5.5 Impacts of Sequence Encoders To further investigate the effectiveness of the graph augmented sequence representation learning module, we employ other structures to build the basic sequence encoder. Specifically, we consider the following settings of GCL4SR for experiments: 1) GCL4SR-GRU: we use the GRU4Rec as the backbone structure to build the basic sequence encoder; 2) GCL4SR-HGN: we use HGN as the backbone structure to build the basic sequence encoder; 3) GCL4SR-SAS: The default model that uses SASRec as the backbone structure to build the sequence encoder. Table 4 shows the performance of GCL4SR with different sequence encoders, as well as the performance of backbone models. Observe that GCL4SR-HGN, GCL4SR-GRU, and GCL4SR-SAS outperform the corresponding backbone encoder models. This indicates that the graph augmented sequence representation learning module is a general module that can help improve the performance of existing sequential recommendation methods. Moreover, GRU4Rec and SASRec achieve better performance than GCL4SR-HGN. This indicates the basic sequence encoder dominates the performance of GCL4SR, and the graph augmented sequence representation learning module is a complementary part that can help further improve the recommendation performance.

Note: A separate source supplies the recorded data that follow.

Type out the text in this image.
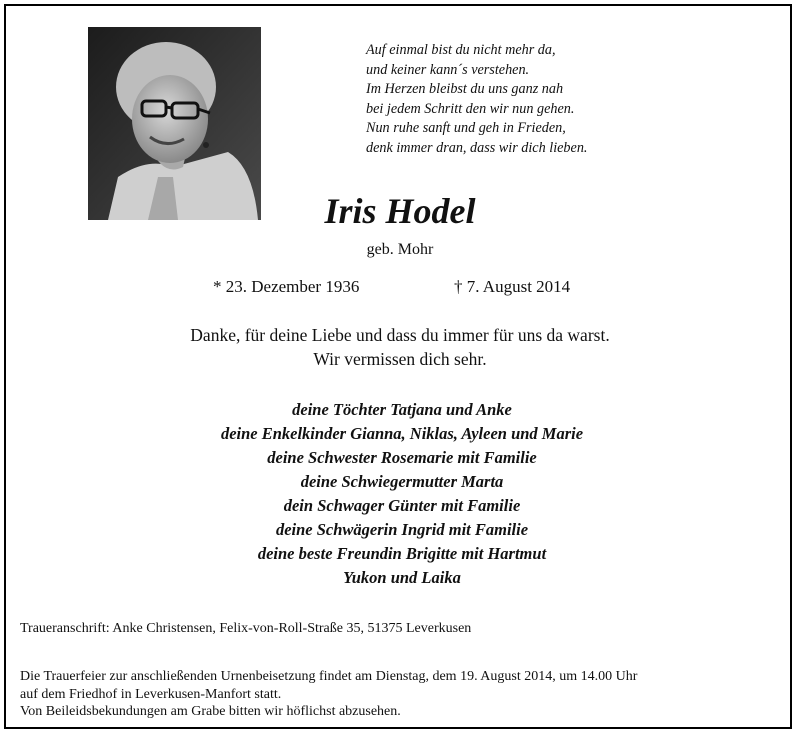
Auf einmal bist du nicht mehr da,
und keiner kann´s verstehen.
Im Herzen bleibst du uns ganz nah
bei jedem Schritt den wir nun gehen.
Nun ruhe sanft und geh in Frieden,
denk immer dran, dass wir dich lieben.
Iris Hodel
geb. Mohr
* 23. Dezember 1936	† 7. August 2014
Danke, für deine Liebe und dass du immer für uns da warst.
Wir vermissen dich sehr.
deine Töchter Tatjana und Anke
deine Enkelkinder Gianna, Niklas, Ayleen und Marie
deine Schwester Rosemarie mit Familie
deine Schwiegermutter Marta
dein Schwager Günter mit Familie
deine Schwägerin Ingrid mit Familie
deine beste Freundin Brigitte mit Hartmut
Yukon und Laika
Traueranschrift: Anke Christensen, Felix-von-Roll-Straße 35, 51375 Leverkusen
Die Trauerfeier zur anschließenden Urnenbeisetzung findet am Dienstag, dem 19. August 2014, um 14.00 Uhr
auf dem Friedhof in Leverkusen-Manfort statt.
Von Beileidsbekundungen am Grabe bitten wir höflichst abzusehen.
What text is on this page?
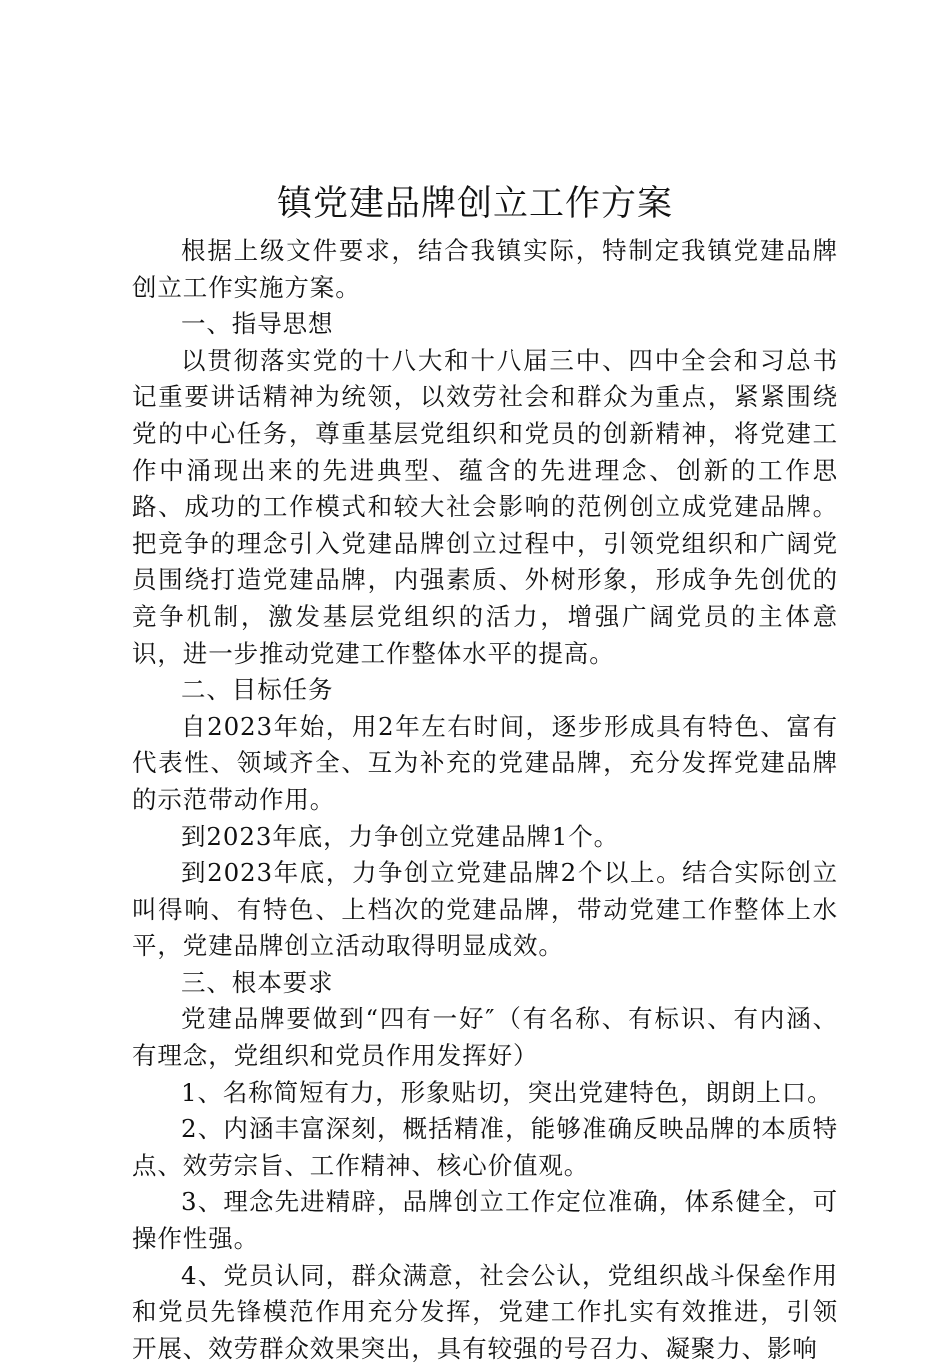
镇党建品牌创立工作方案

根据上级文件要求，结合我镇实际，特制定我镇党建品牌创立工作实施方案。

一、指导思想

以贯彻落实党的十八大和十八届三中、四中全会和习总书记重要讲话精神为统领，以效劳社会和群众为重点，紧紧围绕党的中心任务，尊重基层党组织和党员的创新精神，将党建工作中涌现出来的先进典型、蕴含的先进理念、创新的工作思路、成功的工作模式和较大社会影响的范例创立成党建品牌。把竞争的理念引入党建品牌创立过程中，引领党组织和广阔党员围绕打造党建品牌，内强素质、外树形象，形成争先创优的竞争机制，激发基层党组织的活力，增强广阔党员的主体意识，进一步推动党建工作整体水平的提高。

二、目标任务

自2023年始，用2年左右时间，逐步形成具有特色、富有代表性、领域齐全、互为补充的党建品牌，充分发挥党建品牌的示范带动作用。

到2023年底，力争创立党建品牌1个。

到2023年底，力争创立党建品牌2个以上。结合实际创立叫得响、有特色、上档次的党建品牌，带动党建工作整体上水平，党建品牌创立活动取得明显成效。

三、根本要求

党建品牌要做到“四有一好″（有名称、有标识、有内涵、有理念，党组织和党员作用发挥好）

1、名称简短有力，形象贴切，突出党建特色，朗朗上口。

2、内涵丰富深刻，概括精准，能够准确反映品牌的本质特点、效劳宗旨、工作精神、核心价值观。

3、理念先进精辟，品牌创立工作定位准确，体系健全，可操作性强。

4、党员认同，群众满意，社会公认，党组织战斗保垒作用和党员先锋模范作用充分发挥，党建工作扎实有效推进，引领开展、效劳群众效果突出，具有较强的号召力、凝聚力、影响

6 Conclusion and Future Work

This paper proposes a novel recommendation model, namely GCL4SR, which employs a global transition graph to describe item transition patterns across the interaction sequences of different users. Moreover, GCL4SR leverages the subgraphs randomly sampled from the transition graph to

augment an interaction sequence. Two auxiliary learning objectives have been proposed to learn better item and sequence representations. Extensive results on real datasets demonstrate that the proposed GCL4SR model consistently outperforms existing sequential recommendation methods. For future work, we would like to develop novel auxiliary learning objectives to improve the performance of GCL4SR. Moreover, we are also interested in applying GCL4SR to improve the performance of other sequential recommendation models.

Acknowledgments

This work is supported, in part, by the NSFC No.91846205, National Key R&D Program of China No.2021YFF0900800, SDNSFC No.ZR2019LZH008, Shandong Provincial Key Research and Development Program (Major Scientific and Technological Innovation Project) (NO.2021CXGC010108), the Fundamental Research Funds of Shandong University. This work is also supported, in part, by Alibaba Group through Alibaba Innovative Research (AIR) Program and Alibaba-NTU Singapore Joint Research Institute (JRI), Nanyang Technological University, Singapore.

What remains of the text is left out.